Awaiting Spring in Savannah

Awaiting Spring in Savannah

Our last Frost date in Savannah is thought to be March 15th. This past Winter has proven to be colder than cold with sustained freezing temperature going on for day after day, evening after evening, for longer than even the old timers recall. So I am biding my time with just a few basil seeds planted at the window sill, and early hopes went with the newly planted peas and lettuce at the Farm. I have fire ants trying once again to make my plot their home, so I have stayed away for a few days. My nasty method of pouring boiling water on their hills will hopefully make the survivors agree to pack up and move elsewhere. All of these variables, such as frost and fire ants, will partially determine my success with the Spring planting.

While waiting to get back into the garden, we bought a ticket to have ONE treasure appraised during the Savannah Antiques and Architecture week-end. While I went more to support the charity than learn the true value of my treasure, I have to say I was very disappointed in the appraisers estimate. Having been in the antiques trade myself for nearly two decades, I feel I could have challenged him, but why bother? It was an event to raise funds, meet celebrities and enjoy the charm of historic Savannah, after all. ANd the event delivered on all of that! What a lovely day it was to stroll the squares, and marvel at the azaleas just about to burst into full glory. On the drive home, we stopped by Bonaventure Cemetery, one of Savannahs jewels.

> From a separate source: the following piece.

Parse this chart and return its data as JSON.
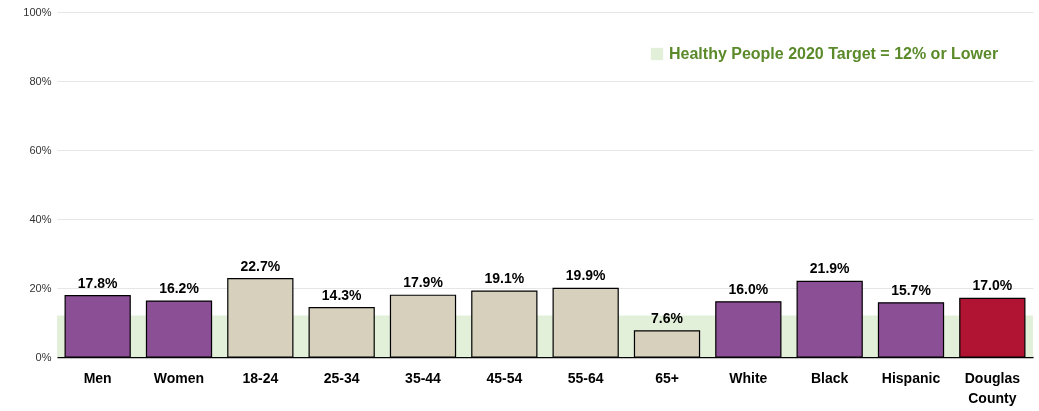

Yes, I have said it before, a cemetery is unlikely place to want to spend an early Spring afternoon. However, Bonaventure is like many rural cemeteries in the United States that were planned not just as final resting places, but as beautifully planned parks in rural areas.

The townspeople were provided these beautiful open spaces as a respite to their hard-working lives, and as places to not only respect and remember their loved ones, but to celebrate the great outdoors. My grandfather, grandmother and father have their final resting place in such a rural cemetery. Their monument overlooks the mighty Hudson River and the hills that rise from her shores, where one can reflect on life and take time to remember. The monuments at Bonaventure are extraordinary and have an artistic appeal that is admired by many. In fact the Telfair Museums just opened a small but engaging exhibit at their Jepson Museum. It should not be missed! The Bird girl, known to all as the cover girl on John Berendts Midnight in the Garden of Good and Evil has been moved to the Museum and is on special display during the run of the exhibit. (She was actually moved quite some time ago, as the book became popular, there was some worry over her safety in the Bonaventure Cemetary.) Because my visits to this blog have become spare,(and I might not get back to it for a while!) let me try to hold your attention a minute more, and end with something I found while at the exhibit. An old design for the planting around a plot at Bonaventure! One reason people love to take visitors to the cemetery is to view the landscape, adorned with azaleas, camellias, crepe myrtles and other specimen plantings. I admire this plan, but back then, the designer did not know what a nuisance the ivy (Hedera helix) would become! It is as bad as kudzu! Ive heard that some people mow it down with lawn mower and still it persists. Takes over the world if allowed. After our short visit, we descended the grand staircase at the Jepson museum, drove home from our city visit where we always admire the architecture. Happy Spring Savannah!